Event summary combining transcript, slides, and related documents.

Logotype for Kellanova

Proxy Filing summary

1 Dec, 2025

Executive summary

  • Mars, Incorporated will acquire all outstanding shares of Kellanova for $83.50 per share in cash, valuing the transaction at $35.9 billion, including assumed net leverage, representing a 44% premium to the 30-day average price and a 33% premium to the 52-week high as of August 2, 2024.

  • The transaction has been unanimously approved by Kellanova's Board and is expected to close in the first half of 2025, subject to shareholder and regulatory approvals.
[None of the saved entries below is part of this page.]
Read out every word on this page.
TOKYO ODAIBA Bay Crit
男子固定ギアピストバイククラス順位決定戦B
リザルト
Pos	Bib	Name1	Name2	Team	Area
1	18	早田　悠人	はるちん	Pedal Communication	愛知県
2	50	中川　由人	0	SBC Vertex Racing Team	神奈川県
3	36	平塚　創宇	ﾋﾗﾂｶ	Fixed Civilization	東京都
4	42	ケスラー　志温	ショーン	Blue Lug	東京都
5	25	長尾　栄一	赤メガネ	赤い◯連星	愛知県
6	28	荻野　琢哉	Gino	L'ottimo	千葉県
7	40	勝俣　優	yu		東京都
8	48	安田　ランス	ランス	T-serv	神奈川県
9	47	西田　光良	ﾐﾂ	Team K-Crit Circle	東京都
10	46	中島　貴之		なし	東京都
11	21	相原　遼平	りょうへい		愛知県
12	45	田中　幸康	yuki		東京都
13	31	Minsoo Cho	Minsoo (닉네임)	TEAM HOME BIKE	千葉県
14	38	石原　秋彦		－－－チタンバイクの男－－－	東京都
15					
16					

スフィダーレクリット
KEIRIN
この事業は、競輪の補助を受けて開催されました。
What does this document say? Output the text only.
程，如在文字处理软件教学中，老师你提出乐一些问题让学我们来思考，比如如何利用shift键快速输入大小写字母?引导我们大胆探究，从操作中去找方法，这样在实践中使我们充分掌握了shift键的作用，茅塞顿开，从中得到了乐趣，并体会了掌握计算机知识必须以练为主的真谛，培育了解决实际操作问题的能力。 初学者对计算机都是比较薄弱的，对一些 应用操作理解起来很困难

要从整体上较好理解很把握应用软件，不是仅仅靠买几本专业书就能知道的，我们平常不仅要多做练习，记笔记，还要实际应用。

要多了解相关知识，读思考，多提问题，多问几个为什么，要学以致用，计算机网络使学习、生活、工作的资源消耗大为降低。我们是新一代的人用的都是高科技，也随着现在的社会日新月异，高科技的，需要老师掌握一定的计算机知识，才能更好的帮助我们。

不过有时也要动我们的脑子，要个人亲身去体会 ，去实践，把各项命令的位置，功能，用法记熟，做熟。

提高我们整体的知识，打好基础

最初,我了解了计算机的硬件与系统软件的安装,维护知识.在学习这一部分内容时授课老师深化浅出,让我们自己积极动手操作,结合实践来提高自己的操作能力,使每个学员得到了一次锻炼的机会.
  • The W.K. Kellogg Foundation Trust and the Gund Family, holding 20.7% of Kellanova's shares, have entered into voting agreements to support the merger.

  • Kellanova shareholders will receive a significant cash premium, and the combined company will maintain a core presence in Battle Creek, MI.

Voting matters and shareholder proposals

  • The merger requires approval by a majority of Kellanova's outstanding shares at a special shareholder meeting to be scheduled.

  • Voting agreements have been executed with major shareholders, including the W.K. Kellogg Foundation Trust and Gund family entities, to vote in favor of the merger and against alternative proposals.

  • Shareholders are urged to read the forthcoming proxy statement for detailed information before voting.

Board of directors and corporate governance

  • The Kellanova Board unanimously approved the merger agreement and recommends shareholders vote in favor.

  • The Board received fairness opinions from Goldman Sachs & Co. LLC and Lazard Frères & Co. LLC, confirming the adequacy of the $83.50 per share offer.

  • The Board retains the right to consider superior proposals, subject to certain notice and negotiation provisions.